The invention of the magnetic horn is one of the reasons (along with extraction efficiency) that neutrino beams shifted from generally using internal targets to "fast extraction" by rapidly deflecting short pulses (~10^{-6} s) of protons off the main beam to the target. The magnetic horn's size requires extraction and its use of pulsed power to provide high currents necessitates it to be fast. The short beam period can also allow detectors to reduce interference from cosmic rays by ignoring signals outside of the short period of activity.

== Description ==
Production of a neutrino beam generally involves directing protons onto a fixed target of solid material. The protons interact via the strong force with the nuclei in the target, producing a variety of secondary hadrons, including pions and kaons. The proton beam energy and target material are chosen so that these hadrons are mostly pions and kaons. Both of these particles' decays produce neutrinos. However, without a neutrino horn, the resulting neutrino beam is very wide, both geometrically (e.g. 7.5°) and in energy spread. This is because the secondary particles are produced at a variety of angles and energies and then when they decay, the neutrinos are again produced at a variety of angles and energies. Before the magnetic horn, secondaries and neutrinos were simply collected at the primary angle of deflection.

The neutrinos themselves cannot be focused with electric or magnetic fields because they are electrically neutral. Instead, one or more magnetic horns can be used to focus the secondary particles. The shape of the horn and strength of the magnetic field can be tuned to select a range of particle energies that are to be best focused. In this way, the resulting neutrino beam is both geometrically focused and given a chosen range of energies. Note however that the decays of the secondary hadrons still impart some random direction to the neutrinos, so the beam will always spread to some degree no matter how well the horn works.

== Implementation ==
The material of the conductors in magnetic horns are thin and must have low density to prevent interactions with the secondary particles they focus, but must also be strong enough to withstand the Lorentz forces and heat shock they undergo due to the high strength pulsed currents. They must also have very low resistivity. In the T2K experiment, a special alloy of aluminum called A6061-T6 is used for its high tensile strength (310 MPa to the ~70 MPa of pure aluminum) and low resistivity (4.0 * 10^{-8}, 233% of pure copper and 161% of pure aluminum). The conductors are water-cooled after each pulse due to the amount of heat generated.

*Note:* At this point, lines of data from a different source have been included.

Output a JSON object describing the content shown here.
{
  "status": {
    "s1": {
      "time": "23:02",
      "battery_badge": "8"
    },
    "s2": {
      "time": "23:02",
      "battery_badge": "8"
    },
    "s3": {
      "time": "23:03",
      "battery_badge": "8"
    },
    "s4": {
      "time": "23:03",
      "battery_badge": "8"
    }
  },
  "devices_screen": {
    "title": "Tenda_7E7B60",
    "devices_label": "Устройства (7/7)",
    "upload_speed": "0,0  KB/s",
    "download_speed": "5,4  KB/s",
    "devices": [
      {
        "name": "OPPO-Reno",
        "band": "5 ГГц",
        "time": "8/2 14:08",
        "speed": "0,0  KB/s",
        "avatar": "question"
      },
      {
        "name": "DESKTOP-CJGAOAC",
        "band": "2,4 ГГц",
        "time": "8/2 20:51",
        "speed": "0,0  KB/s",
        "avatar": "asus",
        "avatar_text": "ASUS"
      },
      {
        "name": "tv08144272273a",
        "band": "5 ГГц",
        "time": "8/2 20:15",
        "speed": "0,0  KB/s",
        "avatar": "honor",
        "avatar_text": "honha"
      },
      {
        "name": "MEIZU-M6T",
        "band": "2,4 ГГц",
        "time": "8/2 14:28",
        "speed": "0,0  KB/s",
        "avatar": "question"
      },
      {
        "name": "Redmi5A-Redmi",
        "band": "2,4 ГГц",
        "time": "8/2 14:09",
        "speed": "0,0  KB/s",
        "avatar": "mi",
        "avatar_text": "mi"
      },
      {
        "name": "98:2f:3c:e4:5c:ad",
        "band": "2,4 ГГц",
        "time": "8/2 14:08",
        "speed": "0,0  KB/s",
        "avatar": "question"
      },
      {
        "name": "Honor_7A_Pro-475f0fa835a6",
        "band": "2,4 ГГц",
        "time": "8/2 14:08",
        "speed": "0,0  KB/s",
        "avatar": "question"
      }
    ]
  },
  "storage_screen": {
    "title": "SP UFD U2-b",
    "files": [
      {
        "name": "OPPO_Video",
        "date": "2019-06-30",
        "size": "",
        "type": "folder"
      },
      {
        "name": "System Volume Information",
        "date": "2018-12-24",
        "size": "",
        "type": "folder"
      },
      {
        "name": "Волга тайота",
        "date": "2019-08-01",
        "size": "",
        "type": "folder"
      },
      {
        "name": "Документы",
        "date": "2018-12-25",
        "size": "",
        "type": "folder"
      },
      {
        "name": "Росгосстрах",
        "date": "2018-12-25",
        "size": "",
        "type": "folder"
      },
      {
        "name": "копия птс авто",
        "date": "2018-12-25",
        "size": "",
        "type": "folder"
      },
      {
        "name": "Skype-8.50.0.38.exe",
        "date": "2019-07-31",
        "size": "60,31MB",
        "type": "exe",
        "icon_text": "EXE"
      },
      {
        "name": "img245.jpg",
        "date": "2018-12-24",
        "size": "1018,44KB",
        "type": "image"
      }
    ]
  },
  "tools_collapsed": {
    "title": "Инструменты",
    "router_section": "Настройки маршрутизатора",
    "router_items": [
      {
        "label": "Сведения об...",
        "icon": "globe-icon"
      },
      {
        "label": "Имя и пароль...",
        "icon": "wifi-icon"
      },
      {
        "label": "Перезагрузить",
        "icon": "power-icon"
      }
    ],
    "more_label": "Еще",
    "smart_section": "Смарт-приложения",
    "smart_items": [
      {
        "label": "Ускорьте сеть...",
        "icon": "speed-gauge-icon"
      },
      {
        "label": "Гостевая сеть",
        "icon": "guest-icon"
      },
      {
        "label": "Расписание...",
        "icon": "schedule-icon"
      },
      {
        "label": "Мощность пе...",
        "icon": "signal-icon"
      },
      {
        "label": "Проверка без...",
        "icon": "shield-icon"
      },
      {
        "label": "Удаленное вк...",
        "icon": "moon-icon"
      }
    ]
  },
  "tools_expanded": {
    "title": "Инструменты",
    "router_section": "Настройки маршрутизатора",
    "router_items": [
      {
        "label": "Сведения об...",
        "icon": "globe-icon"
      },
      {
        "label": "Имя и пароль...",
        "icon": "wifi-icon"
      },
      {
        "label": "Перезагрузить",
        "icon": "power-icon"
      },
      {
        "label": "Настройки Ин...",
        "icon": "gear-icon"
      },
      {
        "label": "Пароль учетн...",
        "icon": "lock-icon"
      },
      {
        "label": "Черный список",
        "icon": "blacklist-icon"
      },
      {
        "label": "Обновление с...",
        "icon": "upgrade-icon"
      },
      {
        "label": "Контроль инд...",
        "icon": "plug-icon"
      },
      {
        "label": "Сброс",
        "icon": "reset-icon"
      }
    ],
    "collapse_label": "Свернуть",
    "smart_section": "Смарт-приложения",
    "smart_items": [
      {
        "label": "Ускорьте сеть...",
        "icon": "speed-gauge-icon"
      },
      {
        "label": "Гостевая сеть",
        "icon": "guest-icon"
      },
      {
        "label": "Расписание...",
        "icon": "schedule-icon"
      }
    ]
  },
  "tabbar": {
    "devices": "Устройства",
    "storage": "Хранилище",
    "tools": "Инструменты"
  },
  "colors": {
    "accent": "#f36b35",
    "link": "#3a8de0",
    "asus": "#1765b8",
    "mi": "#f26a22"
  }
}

The secondary particles produced by the proton beam also cause radioactivity in the gases and fluids surrounding the magnetic horn. If nitrogen (the main component of air) is present in the inside of the horn, nitrogen oxide (NO) is produced. In water-cooled systems, when the NO contacts the water it reacts to form HNO_{3} and H_{2}, acidifying the water so that it corrodes the aluminum and filling the inside of the magnetic horn with explosive hydrogen gas. This can be addressed by filling the horn with another gas, such as helium. Water-cooled systems also have to deal with radioactive water, primarily due to ^{7}Be and ^{3}H formation. The T2K experiment dealt the ^{7}Be via ion exchange and the ^{3}H by simply diluting it until it reached below-regulation levels of radioactivity.

== Notable uses ==
- The NuMI beam, used by the MINOS, NOνA and MINERνA experiments, uses 2 magnetic horns to produce a 3GeV muon neutrino beam.
- The Gargamelle bubble chamber, in which the first neutral current reactions were observed, used a 20GeV muon anti-neutrino beam focused by a single horn.